Trump's week in review: Executive orders on public education, ending child mutilation and protecting parental rights

5. Combatting anti-semitism
In an executive order published Wednesday, Trump reinstated an executive order implemented in his previous administration that enforced Title VI of the Civil Rights Act of 1964 to prohibit recipients of federal financial assistance from engaging in or tolerating anti-Semitism.
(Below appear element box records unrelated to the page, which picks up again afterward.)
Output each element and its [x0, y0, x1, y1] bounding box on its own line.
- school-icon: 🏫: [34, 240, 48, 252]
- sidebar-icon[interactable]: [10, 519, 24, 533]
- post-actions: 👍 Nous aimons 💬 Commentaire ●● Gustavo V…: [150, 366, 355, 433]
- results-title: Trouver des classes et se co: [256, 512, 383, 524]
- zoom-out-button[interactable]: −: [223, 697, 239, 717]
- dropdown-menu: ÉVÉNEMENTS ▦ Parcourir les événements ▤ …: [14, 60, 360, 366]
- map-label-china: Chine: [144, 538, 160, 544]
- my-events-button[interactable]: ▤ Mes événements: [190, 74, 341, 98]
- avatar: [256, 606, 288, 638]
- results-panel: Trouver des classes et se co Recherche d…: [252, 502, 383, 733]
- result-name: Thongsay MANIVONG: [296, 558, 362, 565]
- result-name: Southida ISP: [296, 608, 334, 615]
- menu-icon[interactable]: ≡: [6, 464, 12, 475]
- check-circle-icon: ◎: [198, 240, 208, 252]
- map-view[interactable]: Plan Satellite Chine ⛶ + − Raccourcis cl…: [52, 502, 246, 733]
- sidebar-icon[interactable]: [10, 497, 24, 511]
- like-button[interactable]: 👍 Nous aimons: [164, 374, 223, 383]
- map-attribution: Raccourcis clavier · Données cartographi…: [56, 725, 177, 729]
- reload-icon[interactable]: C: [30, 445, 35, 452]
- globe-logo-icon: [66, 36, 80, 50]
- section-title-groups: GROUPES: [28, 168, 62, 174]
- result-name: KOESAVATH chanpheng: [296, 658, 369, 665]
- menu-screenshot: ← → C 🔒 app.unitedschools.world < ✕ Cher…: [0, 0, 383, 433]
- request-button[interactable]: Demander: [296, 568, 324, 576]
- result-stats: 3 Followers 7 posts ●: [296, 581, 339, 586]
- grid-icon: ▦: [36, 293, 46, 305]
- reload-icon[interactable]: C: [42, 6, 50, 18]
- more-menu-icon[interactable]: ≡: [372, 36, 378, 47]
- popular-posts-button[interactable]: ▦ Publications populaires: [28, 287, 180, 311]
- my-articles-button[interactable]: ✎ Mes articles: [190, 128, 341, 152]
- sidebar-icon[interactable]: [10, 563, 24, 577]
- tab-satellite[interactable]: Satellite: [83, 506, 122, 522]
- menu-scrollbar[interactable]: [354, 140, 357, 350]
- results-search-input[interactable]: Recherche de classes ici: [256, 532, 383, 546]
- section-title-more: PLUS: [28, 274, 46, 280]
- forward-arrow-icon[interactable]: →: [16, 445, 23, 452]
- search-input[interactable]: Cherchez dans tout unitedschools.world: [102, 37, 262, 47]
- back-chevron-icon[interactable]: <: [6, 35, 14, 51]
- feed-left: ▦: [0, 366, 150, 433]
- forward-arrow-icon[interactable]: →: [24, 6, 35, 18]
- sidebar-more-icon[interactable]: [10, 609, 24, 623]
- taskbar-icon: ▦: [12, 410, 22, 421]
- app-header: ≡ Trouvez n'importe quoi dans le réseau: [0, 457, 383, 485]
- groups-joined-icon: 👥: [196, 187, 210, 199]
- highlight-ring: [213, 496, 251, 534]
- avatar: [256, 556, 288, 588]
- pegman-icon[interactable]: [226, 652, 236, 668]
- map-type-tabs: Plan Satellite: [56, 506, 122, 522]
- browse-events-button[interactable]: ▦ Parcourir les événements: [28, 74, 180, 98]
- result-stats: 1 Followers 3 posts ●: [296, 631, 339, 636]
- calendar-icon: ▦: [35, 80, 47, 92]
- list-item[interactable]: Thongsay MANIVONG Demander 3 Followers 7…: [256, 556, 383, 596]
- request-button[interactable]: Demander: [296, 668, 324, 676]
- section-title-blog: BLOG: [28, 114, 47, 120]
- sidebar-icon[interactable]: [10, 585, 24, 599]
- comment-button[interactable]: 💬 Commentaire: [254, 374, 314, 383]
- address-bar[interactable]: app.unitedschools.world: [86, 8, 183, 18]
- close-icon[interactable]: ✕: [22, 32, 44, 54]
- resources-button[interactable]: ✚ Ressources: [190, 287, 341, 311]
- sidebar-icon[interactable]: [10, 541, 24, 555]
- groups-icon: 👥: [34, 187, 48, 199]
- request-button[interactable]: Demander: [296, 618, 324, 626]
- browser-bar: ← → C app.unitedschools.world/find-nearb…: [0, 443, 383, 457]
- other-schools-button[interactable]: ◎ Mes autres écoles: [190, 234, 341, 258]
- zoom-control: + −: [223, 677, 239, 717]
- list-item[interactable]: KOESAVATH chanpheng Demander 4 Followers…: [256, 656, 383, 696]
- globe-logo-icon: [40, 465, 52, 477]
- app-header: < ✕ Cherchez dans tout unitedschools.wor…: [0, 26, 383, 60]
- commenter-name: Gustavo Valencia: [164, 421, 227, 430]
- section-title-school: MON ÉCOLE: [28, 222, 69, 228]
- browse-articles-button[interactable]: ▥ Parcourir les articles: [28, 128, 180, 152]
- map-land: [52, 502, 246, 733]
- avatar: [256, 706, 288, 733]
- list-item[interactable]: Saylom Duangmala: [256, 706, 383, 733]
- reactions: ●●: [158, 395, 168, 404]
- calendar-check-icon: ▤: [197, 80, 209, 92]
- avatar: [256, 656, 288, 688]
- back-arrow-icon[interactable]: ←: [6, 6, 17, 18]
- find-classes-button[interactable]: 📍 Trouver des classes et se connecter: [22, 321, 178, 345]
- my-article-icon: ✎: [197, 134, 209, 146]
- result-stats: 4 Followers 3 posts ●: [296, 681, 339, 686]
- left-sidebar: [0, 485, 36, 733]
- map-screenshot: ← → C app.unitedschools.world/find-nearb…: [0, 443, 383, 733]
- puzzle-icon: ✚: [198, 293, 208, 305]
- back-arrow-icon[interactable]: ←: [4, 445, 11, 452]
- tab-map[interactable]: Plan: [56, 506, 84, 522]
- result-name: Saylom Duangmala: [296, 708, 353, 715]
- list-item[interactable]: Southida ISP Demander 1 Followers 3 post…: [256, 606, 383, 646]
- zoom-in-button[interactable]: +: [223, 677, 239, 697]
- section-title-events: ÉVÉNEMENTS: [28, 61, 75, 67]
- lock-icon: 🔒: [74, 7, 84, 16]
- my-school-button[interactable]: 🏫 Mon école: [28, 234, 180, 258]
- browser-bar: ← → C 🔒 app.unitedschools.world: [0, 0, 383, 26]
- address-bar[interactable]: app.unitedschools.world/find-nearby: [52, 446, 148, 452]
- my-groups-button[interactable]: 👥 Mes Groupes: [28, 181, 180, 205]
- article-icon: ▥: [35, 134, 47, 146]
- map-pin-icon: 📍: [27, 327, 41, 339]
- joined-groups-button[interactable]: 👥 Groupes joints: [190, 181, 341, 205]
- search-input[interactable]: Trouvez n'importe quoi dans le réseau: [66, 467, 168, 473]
As explained in the 2019 executive order, Title VI prohibits discrimination on the basis of “race, color, or national origin,” it does not explicitly apply to religion.
Wednesday’s executive order also directed the Attorney General to “employ appropriate civil-rights authorities, such as 18 U.S.C. 241, to combat anti-Semitism.” The statute mentioned in the executive order subjects anyone who conspires to “injure, oppress, threaten, or intimidate any person in any State, Territory, Commonwealth, Possession, or District in the free exercise or enjoyment of any right or privilege secured to him by the Constitution or laws of the United States” to federal charges.
The executive order called on the heads of several executive agencies to provide “recommendations for familiarizing institutions of higher education with the grounds for inadmissibility under 8 U.S.C. 1182(a)(3).” The statute in question governs which aliens are ineligible to receive visas to enter the U.S., identifying those wishing to engage in acts of terrorism or anarchy as inadmissible to the U.S.
The stated purpose of familiarizing colleges and universities about the statute about inadmissible aliens is to enable them to “monitor for and report activities taken by alien students and staff relevant to those grounds and for ensuring that such reports about aliens lead, as appropriate and consistent with applicable law, to investigations and, if warranted, actions to remove such aliens.” The language in the executive order suggests that removing foreign students who engage in anti-Semitism from the country will be a priority.
Trump also ordered the submission of reports from the Attorney General as well as the Secretary of Education documenting all incidents of anti-Semitism that have emerged in court cases and in Title VI complaints following the Oct. 7, 2023 terror attack in Israel that he credited with launching “an unprecedented wave of vile anti-Semitic discrimination, vandalism, and violence against our citizens, especially in our schools and on our campuses.”
The executive order listed “denial of access to campus common areas and facilities, including libraries and classrooms; and intimidation, harassment, and physical threats and assault” as examples of hostile treatment directed at Jewish students on college campuses.